A Harbinger of the Future

Biosphere 2 is an ideal laboratory for studying the effects of climate change because it can be tuned to create different environmental conditions. The facility, which tops 3 acres, reproduces several of the planet’s major biomes—including the ocean, wetlands, rain forest, savannah, and desert. “It’s like a field experiment because it’s so huge,” said Ravi.

The team grew hundreds of buffelgrass and tanglehead plants and divided them between Biosphere 2’s savannah biome, maintained at ambient conditions, and its desert biome, which is warmed by roughly 5°C. The idea was to repeat the experiments in two conditions to mimic the effects of climate change, said Ravi.

“If something is going to come back, it’s going to be the invasive grass.”

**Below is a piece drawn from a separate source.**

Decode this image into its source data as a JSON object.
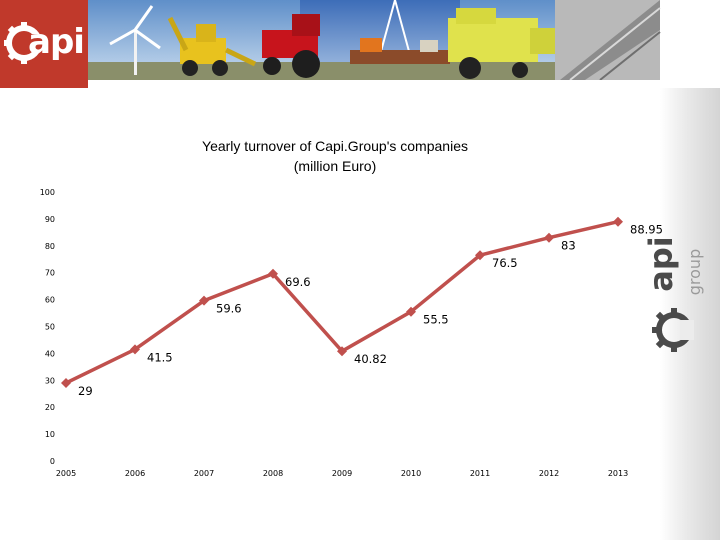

After watering the plants regularly for a few months, the researchers then withheld irrigation from half of the plants for several months, effectively exposing them to drought-like conditions. The water-starved grasses responded as they would in nature: They went dormant. The team accordingly irrigated the plants again the following spring before finally quantifying what fraction of grasses of each species, exposed to each set of temperature and moisture conditions, survived.

Ravi and his colleagues found that grasses of both species rallied after experiencing drought-like conditions at ambient temperatures. But the combination of warmer temperatures and lack of moisture killed 100% of the native tanglehead plants compared with only roughly 80% of the invasive buffelgrass plants. That’s a significant difference in mortality, said Ravi. “If something is going to come back, it’s going to be the invasive grass.”

This finding wasn’t wholly unexpected given the nature of buffelgrass, said Grissom. “After seeing how it behaves, I’m not surprised. It’s really tough.”

These results are a harbinger of what’s to come in arid regions, the researchers suggested. Drought- and heat-adapted invasive plants like buffelgrass will increasingly gain a toehold, at the expense of native species. Climate change and biological invasions work in tandem to alter desert landscapes for the worse, said Ravi. “They can synergistically act to drive landscapes into degradation.”